My Portfolio

Hi! My name is Chanakarn Luangpirom and this is my portfolio. This page demonstrate my past
data science related projects that I've worked on. It contains a brief summary of what I've done and also
a link to each individual project repository for more details and code!

July 2021

Trading Bot Deployed on AWS

  • Trading bot deployed on AWS utilizing ECR (Elastic Container Registry) to deploy a docker image.
  • Trade Strategy: RSI (Relative Strength Index) overbought/oversold.
  • Utilize AWS EventBridge to execute trade strategy when market open.
  • Use Amazon SNS to Send SMS to phone tracking daily portfolio change.
  • Store data using Amazon RDS logging trade positions into the database for further analytics.
  • Connect Analytics tool like tableau for analysis.
August 2020

Salary Prediction Chatbot

  • Scraped around 10,000 job postings from jobsdb using python and BeautifulSoup. :Data Scraping Colab
  • Perform multiple text data cleaning such as salary & working experience extraction from text using regex.
  • Perform exploratory data analysis to gain insights for jobs using plotly & seaborn. : EDA & Cleaning Colab
  • Create a tree-based model to predict job salary given experience year & job function.
  • Built two salary prediction chatbot & models. (1.Using local database 2.Using Firebase)
  • Built a flask API endpoint hosted locally and use ngrok to communicate with dialogflow to identify user’s intent.
April 2020

Solar Irradiance Forecasting

  • Using sensor measurement data collected from year 2017-2018 to predict solar irradiance
  • Perform data imputation based on analysis and assumptions e.g.

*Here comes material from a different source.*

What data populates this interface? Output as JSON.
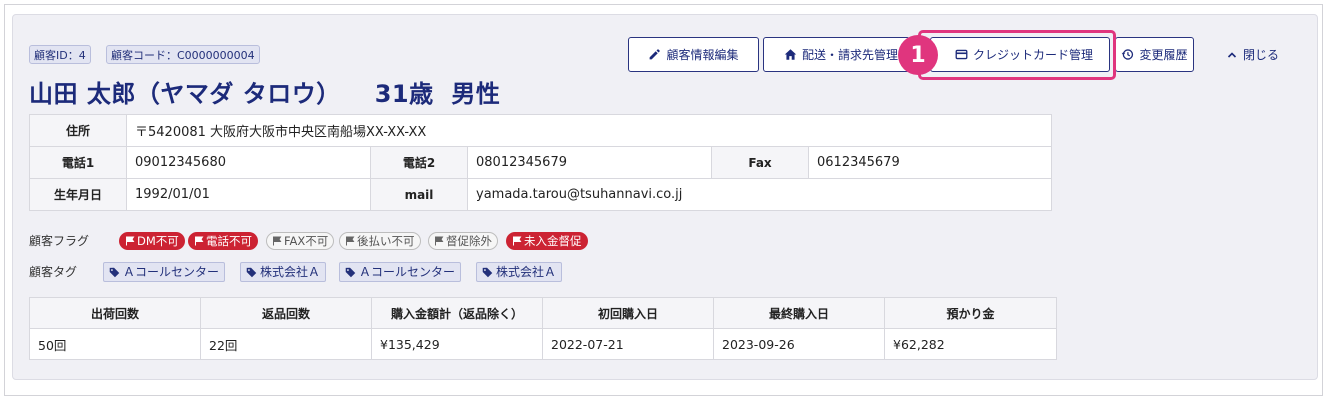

Linear Interpolation, Column Deletions,
    Row Deletions, Replace with Average.
  • Perform exploratory data analysis identifying seasonality and irradiance at different time of day using python matplotlib.
  • Using a unique train-validation-test spliting method to adjust for data's seasonality nature.
  • Compare 3 types prediction methods (Baseline, Linear, Tree-based) and identify their pros and cons based on mean bias error (MBE) analysis.
June - August 2020

Shopee Data Analytics
Code League
(Sentiment Analysis)

  • 2nd place out of 356 teams (top 1%)
  • Given product reviews, build a model to correctly predict user ratings (1 to 5) for the review.
  • Competition Length : 2 weeks
  • Perfom multiple text data cleaning, undersamling, and an ensemble of GPT-2, Roberta, and BERT models to predict ratings.
June - August 2020

Shopee Data Analytics
Code League
(Marketing Analytics)

  • 16th place out of 368 teams (top 7%)
  • Build a model that can predict whether a user opens the emails sent by Shopee.
  • Competition Length : 1 week
  • Perform tabular data cleaning and applied Tomeklinks undersampling method to help model generalize & optimize probability cut-off threshold on catboost model to obtain the best Matthews correlation coefficient.
June - August 2020

Shopee Data Analytics
Code League
(Product Detection)

  • 63rd out of 823 teams (top 8%)
  • Build a multiple image classification model. Dataset include ~100k images within 42 different categories.
  • Competition Length : 2 weeks
  • Perform image augmentation and ensemble of resnet, inception, inceptionresnet models for final predictions.